Dünyanın mükâfat yeri olmadığını ve dünya sevgisinin en büyük belalardan biri olduğunu bildiriyor. Meselelerde kaderin adaletine de değinen yazar, ilahi adaletin yerini bulma şekillerini açıklıyor. Belaların nimetin kıymetini öğreten, ilahi dergâha yönelten bir hayır kaynağı olduğunu belirtiyor. İbret almasını bilenler için belaların günahlara kefaret olduğu, gafletten uyandırdığı, kişinin zahiri ve batıni melekelerini güçlendirdiği, derecelerini yükselttiği müjdelerini veriyor. Ama belaların bazen insanın sorumsuzluğunun cezası olarak geldiğini de ekliyor.

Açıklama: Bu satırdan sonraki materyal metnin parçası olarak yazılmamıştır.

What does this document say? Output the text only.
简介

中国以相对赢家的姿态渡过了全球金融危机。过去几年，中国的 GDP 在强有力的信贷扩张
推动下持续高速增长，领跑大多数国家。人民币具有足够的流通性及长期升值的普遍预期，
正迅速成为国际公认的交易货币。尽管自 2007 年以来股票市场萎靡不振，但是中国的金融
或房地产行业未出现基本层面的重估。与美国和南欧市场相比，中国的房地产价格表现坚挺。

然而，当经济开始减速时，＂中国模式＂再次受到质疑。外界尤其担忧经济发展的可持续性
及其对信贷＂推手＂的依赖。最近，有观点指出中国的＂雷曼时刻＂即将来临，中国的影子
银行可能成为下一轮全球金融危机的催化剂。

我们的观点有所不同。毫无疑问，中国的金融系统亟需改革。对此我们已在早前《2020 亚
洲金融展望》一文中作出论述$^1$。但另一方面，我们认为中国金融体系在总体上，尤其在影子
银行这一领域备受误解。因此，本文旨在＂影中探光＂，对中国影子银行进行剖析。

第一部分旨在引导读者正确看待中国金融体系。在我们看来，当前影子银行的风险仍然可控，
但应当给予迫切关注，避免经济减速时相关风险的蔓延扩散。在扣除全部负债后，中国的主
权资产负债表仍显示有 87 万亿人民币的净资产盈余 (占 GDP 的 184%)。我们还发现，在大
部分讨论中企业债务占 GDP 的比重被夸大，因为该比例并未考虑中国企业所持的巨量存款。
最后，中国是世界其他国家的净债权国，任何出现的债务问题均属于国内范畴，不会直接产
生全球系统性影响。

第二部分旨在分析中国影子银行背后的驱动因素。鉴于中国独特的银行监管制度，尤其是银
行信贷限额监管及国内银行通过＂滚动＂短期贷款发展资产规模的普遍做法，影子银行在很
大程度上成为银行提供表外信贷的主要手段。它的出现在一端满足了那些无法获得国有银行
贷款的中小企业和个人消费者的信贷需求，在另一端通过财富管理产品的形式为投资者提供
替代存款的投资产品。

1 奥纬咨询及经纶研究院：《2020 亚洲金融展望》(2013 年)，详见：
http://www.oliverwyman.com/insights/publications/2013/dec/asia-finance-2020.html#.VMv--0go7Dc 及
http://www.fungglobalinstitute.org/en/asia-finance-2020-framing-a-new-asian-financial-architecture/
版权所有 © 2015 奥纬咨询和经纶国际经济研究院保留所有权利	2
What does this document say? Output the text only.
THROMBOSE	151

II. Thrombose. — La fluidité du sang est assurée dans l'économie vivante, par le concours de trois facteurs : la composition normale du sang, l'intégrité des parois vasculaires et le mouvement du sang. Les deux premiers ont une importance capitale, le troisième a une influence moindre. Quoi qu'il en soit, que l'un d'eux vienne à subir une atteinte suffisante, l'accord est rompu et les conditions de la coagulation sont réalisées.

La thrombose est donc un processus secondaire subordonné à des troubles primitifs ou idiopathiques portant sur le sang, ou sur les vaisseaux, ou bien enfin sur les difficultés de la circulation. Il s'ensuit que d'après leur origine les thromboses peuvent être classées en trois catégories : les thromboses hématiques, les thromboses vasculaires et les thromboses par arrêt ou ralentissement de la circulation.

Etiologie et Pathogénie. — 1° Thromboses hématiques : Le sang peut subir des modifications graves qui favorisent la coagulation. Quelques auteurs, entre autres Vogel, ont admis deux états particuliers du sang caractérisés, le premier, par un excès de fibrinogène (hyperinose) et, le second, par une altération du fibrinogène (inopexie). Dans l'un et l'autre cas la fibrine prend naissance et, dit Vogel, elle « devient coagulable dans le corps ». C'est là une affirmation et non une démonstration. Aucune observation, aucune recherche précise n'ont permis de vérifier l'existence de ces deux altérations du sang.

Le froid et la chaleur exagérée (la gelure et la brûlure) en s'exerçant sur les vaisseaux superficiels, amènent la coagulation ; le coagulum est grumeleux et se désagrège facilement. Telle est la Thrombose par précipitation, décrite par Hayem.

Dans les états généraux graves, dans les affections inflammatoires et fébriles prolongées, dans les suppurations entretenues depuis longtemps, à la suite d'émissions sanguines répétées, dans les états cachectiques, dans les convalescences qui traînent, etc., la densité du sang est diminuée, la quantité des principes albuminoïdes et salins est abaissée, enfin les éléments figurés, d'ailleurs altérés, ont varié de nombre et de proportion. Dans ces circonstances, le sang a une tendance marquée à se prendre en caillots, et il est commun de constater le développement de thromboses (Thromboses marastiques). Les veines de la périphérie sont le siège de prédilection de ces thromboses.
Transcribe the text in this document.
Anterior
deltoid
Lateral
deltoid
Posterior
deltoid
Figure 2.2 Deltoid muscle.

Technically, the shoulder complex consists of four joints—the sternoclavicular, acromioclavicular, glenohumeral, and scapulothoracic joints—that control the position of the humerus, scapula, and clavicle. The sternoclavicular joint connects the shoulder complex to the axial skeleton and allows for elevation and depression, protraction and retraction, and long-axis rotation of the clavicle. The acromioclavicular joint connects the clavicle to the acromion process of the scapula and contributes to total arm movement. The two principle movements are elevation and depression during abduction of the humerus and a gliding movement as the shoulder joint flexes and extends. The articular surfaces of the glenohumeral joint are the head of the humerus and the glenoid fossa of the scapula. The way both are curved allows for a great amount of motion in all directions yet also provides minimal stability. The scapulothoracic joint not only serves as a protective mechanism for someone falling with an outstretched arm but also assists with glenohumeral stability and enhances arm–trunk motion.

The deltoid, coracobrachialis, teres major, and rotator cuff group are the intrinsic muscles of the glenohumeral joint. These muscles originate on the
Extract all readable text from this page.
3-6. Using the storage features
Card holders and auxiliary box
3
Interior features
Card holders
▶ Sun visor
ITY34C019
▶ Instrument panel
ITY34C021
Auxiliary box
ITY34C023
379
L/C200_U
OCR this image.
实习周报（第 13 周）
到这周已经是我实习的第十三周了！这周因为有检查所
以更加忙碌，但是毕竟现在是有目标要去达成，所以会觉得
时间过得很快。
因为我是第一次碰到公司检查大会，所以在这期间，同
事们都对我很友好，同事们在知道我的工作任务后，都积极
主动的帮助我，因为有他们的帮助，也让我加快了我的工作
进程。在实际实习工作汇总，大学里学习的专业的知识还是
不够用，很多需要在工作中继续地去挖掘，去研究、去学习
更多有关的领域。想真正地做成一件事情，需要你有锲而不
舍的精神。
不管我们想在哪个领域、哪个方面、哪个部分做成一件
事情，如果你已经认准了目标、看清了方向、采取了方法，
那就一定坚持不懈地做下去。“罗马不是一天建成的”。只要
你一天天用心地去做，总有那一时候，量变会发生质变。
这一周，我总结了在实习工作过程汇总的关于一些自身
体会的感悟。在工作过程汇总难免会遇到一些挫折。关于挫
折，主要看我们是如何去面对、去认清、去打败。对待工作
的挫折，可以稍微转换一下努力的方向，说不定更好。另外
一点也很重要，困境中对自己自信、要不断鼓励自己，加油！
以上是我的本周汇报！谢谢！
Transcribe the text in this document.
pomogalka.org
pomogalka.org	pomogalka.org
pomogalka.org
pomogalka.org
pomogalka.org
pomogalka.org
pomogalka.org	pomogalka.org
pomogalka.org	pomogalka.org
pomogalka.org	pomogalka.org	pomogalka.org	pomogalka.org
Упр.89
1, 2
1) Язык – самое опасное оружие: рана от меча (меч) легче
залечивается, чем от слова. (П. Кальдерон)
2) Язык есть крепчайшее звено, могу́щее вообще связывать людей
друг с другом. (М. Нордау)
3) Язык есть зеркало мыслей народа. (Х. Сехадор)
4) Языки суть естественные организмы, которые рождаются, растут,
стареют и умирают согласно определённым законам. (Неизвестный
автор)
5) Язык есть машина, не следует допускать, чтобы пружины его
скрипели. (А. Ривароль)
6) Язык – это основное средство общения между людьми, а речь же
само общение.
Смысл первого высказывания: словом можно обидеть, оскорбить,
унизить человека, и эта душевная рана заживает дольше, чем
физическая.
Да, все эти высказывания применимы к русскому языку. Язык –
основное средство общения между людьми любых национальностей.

Müminleri bekleyen zorlukların zaman değişse de sadece form değiştirdiğine, aslının ise benzerlik taşıdığına dikkat çekiyor. Musibetin uzunluğu ve şiddeti karşısında ölüm isteği ve isyana değinen yazar, şikâyetlenmenin hem hakkımız olmadığını hem de verilen nimetlere nankörlüğü de celp ettiği için kişinin Rabbine şükretmesi gerektiğini belirtiyor.  İki âlemde de kurtuluşun şifresi olan sabır ve takvanın boyutlarına değinip tedbir-tevekkül dengesinin korunması gerektiğini belirten yazar, ruhsat ve azimet arasındaki seçimin, kişinin kalitesini belirlediğini de ekliyor.

Belaların günahlar neticesinde olabileceğini belirten yazar, belalardan korunmak adına şu önerilerde bulunuyor: Tövbeye sarılmak, zikir ve şükrü ikame etmek, dua-yakarış kalkanını ısrarla edinmek, sadakalarla belaları savmak, aciz ve yaşlılara, musibetzedelere muavenet ve merhameti kuşanmak.

Rabbim bizleri belaların farkına varan… İster yaşansın, ister şahitlik edilsin belaların tümüne ibret nazarıyla bakabilen… Bela başa geldiğinde satırlara akseden o dersleri sadırlarına işleyen… Tedbir-takdir dengesini yitirmeyen… Tövbeye, duaya, infaka sarılan… Her şerde saklı hayrı görerek ümidini yitirmeyen… Cefanın ardındaki sefayı görüp kaybettiklerine karşı sabırla kuşandığı kalbini müsterih tutan… “Elhamdülillah ala külli hal, siwel küfri wed-dalal” (Küfür ve dalalet dışındaki her halimiz için Allah’a hamdolsun!) diyen kullarından eylesin.

Rabbim bizleri Ramazan’a eriştirsin. Cümlemizi muhafaza etsin!